Professionals have been criticised by a serious case review for missing opportunities and focusing on the mother in a case where a child died.
A review into the death of Christopher Ostle, a three-month-old baby in Doncaster, said that due to the complex needs of his young mother Laura the voices of the children were not heard when they were met by social workers and health professionals.
“Any actions or proposed actions were about her and not [the children],” the review said.
Children’s voices not being heard included the mother who was a child when the period leading up to Christopher’s death started, the review’s author said.
The mother had a history of mental health concerns relating to depression, and multiple agencies noted her lack of engagement, non-compliance and “transient lifestyle”. Agencies struggled to understand the complex needs she presented.
“The persistent health visits and comments about what was wrong with her, and the euphoric mother she portrayed to professionals, could have been considered as indications of someone who may be at risk to a child of fabricating or inducing illness,” the review said.
Christopher was the youngest of two children. He died of a head injury in September 2014 after being “violently” shaken by James Larkin, the mother’s partner. Larkin was charged and convicted of manslaughter and perverting the course of justice last week. The mother was also found guilty of perverting the court of justice. The pair were sentenced to 12 years and 18 months in prison respectively.
The serious case review noted a lack of clear understanding of thresholds by professionals, and said there was uncertainty about whether a referral made to children’s social care was a referral or not.
A lack of curiosity by professionals was also criticised. “There is no sense that they sought to understand what was going on with the family,” the review said.
There was a “missed opportunity”, when a second written referral, which followed escalating concerns from the community midwife service, was made to children’s social care. The review found this was not “inputted” for five days, during which time Christopher was born.
“It is clear that if an assessment had taken place at the point of referral, with appropriate included multi-agency involvement and information sharing, a full picture would have been obtained.”
The review also found a “worrying” lack of information about Larkin. He was not the children’s biological father but was acting as a parent and carer.
“It would appear that no assessments were made as to whether [Larkin’s] health issues impacted on his ability to care for the children and this should have been considered in light of the child in need status,” said the review.
He was due to receive treatment with psychological therapies for recurring headaches and blackouts and was also taking medication, “which may have been for epilepsy or pain management, the notes did not make this clear”.
“Poor sharing of information did not assist in this. It is also felt that at times there was too much focus on [the mother] which may have caused [Larkin] to believe his role as carer was not important.”
The report said information sharing barriers “must be overcome”.
A professional who took part in the review said it felt like “we were all doing our own little bit”.
The review recommended that Doncaster Safeguarding Children Board (DSCB) ensures all professionals are able to deal with the risks associated with neglect, and are able to provide an effective response to them.

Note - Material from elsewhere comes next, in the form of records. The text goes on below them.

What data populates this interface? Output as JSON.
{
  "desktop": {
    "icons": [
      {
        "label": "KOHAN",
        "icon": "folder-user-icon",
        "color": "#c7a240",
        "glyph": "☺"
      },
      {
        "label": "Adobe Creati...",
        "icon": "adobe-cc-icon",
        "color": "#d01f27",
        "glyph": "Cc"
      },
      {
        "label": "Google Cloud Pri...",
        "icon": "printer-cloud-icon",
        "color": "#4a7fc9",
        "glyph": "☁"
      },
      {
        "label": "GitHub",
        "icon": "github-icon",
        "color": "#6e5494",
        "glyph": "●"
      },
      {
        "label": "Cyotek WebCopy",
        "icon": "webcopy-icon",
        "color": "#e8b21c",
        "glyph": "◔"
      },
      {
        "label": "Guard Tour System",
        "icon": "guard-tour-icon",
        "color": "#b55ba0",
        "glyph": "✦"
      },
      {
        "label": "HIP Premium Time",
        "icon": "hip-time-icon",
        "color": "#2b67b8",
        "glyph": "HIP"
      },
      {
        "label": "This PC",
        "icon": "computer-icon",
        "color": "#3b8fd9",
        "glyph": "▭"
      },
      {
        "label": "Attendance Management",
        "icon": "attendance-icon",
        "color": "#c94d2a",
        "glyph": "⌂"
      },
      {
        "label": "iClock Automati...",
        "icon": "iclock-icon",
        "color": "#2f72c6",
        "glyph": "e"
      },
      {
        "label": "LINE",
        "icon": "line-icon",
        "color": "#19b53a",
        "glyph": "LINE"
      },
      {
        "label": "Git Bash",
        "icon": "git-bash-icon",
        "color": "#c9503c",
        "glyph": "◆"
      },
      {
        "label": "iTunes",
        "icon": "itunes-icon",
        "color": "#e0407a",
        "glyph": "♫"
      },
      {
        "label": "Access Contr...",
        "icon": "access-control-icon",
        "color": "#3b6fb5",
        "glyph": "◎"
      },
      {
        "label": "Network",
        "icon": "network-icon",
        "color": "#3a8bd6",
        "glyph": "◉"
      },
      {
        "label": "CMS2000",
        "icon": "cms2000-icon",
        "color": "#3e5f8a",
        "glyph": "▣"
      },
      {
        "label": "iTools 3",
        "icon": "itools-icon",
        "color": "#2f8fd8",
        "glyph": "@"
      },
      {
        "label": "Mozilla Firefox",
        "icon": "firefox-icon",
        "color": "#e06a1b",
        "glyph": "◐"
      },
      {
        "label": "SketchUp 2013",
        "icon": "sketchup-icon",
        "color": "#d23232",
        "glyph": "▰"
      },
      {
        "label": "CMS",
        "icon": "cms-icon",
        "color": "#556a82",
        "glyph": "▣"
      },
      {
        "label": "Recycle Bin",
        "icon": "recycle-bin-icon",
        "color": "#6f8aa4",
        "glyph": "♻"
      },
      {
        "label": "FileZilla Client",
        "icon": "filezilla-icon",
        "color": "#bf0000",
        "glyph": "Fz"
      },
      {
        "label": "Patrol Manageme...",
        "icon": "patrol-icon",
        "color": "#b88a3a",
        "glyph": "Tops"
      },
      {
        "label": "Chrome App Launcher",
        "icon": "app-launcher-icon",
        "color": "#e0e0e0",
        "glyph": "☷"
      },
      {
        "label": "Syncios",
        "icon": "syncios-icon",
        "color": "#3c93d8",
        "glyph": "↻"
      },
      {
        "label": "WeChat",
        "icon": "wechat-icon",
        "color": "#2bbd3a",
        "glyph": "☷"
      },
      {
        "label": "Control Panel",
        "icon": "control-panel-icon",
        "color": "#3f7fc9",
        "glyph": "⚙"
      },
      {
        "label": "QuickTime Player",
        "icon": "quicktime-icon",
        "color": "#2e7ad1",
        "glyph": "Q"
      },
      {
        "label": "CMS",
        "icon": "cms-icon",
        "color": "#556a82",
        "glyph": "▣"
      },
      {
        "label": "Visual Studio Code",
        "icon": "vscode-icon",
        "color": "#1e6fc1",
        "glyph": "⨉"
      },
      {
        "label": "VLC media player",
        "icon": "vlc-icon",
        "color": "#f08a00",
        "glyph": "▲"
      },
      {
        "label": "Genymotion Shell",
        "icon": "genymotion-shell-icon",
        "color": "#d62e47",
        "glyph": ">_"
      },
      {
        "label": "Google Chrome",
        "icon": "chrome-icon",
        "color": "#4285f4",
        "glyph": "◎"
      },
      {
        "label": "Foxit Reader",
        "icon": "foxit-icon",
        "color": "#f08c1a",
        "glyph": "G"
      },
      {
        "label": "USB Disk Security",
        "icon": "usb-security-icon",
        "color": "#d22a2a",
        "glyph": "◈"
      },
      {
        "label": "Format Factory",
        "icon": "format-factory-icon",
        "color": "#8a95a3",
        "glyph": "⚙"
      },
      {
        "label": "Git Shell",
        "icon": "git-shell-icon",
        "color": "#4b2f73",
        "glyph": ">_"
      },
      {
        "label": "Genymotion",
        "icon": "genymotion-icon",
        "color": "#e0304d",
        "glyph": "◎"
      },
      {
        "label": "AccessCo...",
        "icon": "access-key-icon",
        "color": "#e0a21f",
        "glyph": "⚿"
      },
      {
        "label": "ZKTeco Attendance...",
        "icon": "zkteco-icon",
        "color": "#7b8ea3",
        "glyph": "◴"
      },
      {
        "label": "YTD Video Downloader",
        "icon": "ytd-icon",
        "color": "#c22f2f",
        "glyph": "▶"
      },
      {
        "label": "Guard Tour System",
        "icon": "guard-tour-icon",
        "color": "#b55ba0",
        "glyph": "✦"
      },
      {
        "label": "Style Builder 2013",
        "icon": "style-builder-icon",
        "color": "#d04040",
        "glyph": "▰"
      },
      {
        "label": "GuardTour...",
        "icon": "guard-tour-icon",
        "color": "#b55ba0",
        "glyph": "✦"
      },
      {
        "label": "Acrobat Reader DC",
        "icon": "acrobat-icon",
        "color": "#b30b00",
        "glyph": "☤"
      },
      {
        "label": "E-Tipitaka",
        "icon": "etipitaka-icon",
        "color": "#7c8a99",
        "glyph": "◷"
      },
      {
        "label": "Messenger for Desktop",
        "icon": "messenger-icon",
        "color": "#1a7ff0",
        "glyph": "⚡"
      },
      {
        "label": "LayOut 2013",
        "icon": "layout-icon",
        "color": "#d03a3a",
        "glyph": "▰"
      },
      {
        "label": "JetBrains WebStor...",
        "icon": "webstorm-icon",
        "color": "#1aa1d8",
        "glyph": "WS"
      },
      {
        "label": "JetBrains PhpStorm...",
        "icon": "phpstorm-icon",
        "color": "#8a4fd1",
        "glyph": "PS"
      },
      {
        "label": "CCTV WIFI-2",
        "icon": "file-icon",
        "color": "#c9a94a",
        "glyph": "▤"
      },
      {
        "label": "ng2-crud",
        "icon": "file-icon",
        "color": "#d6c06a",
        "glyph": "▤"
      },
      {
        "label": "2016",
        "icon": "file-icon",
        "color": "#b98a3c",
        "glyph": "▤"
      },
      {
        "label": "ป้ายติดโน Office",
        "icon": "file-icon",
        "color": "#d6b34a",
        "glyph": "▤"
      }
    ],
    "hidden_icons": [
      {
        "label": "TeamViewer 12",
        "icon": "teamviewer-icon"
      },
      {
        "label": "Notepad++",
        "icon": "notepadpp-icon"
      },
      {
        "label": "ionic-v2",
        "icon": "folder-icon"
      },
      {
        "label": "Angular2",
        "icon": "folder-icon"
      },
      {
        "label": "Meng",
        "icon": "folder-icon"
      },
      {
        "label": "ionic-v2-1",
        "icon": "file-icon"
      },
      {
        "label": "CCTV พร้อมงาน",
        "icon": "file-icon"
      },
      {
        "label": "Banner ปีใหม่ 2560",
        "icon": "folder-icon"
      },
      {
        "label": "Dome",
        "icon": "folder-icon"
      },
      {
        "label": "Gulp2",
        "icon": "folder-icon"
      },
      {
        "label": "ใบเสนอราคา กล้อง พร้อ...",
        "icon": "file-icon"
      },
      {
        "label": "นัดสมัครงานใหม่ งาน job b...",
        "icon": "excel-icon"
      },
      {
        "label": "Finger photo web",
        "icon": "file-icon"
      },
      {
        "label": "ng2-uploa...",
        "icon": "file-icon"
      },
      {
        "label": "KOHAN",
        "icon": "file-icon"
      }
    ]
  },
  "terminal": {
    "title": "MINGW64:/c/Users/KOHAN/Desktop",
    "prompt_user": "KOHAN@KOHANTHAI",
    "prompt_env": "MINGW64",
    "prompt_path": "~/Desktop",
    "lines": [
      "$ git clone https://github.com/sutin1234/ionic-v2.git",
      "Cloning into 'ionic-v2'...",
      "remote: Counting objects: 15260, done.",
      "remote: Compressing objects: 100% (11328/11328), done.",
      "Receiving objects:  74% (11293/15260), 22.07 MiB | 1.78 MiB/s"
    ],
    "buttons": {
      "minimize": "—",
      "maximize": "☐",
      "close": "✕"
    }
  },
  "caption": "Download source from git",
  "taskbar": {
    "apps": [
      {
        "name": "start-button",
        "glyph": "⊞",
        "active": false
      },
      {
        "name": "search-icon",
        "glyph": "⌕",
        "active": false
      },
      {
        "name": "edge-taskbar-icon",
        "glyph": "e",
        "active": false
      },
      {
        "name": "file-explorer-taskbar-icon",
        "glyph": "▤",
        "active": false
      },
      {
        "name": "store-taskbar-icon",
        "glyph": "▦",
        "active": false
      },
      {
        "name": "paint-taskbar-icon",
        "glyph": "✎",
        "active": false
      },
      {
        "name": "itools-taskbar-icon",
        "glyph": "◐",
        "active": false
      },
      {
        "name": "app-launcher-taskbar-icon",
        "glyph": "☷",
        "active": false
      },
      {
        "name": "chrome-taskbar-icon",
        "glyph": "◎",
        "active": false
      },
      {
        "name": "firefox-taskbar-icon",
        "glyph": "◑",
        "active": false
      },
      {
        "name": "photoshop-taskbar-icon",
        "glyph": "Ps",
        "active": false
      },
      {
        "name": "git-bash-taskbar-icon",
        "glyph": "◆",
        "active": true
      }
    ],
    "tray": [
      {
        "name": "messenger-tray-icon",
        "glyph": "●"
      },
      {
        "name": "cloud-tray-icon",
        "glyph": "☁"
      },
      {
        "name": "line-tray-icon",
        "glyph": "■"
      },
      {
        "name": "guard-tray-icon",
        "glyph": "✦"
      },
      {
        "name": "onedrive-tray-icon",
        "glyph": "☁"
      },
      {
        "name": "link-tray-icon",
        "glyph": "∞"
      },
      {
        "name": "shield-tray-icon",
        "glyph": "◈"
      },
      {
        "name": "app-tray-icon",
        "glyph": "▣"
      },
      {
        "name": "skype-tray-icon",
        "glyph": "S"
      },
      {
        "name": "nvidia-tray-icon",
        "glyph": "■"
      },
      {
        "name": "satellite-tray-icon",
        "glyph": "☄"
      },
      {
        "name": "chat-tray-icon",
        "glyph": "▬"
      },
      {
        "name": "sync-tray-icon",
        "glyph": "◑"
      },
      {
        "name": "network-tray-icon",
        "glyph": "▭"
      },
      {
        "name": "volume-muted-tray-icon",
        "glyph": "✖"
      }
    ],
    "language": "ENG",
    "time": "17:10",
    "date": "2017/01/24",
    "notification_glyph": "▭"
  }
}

Doncaster Children’s Trust, which did not run children’s services at the time of Christopher’s death, should also “assure itself that all contacts from professionals are documented on social care records”.
John Harris, independent chair of DSCB, said the case was “very distressing”.
“The findings and recommendations from this review are of huge importance locally in Doncaster and are informing the drive to improve safeguarding across the borough,” Harris said.
“As recognised by DSCB in its annual report, and in the recent reviews by Ofsted and the Local Government Association, there have been significant improvements since 2014, but there is still more to do.
“The priority now is to ensure improvements are sustained and embedded. We are establishing practices and procedures to better protect children like [Christopher]. Systems have been put in place to improve the understanding and assessment of risk, and to promote professional curiosity so that it becomes second nature for professionals to ask the right questions.”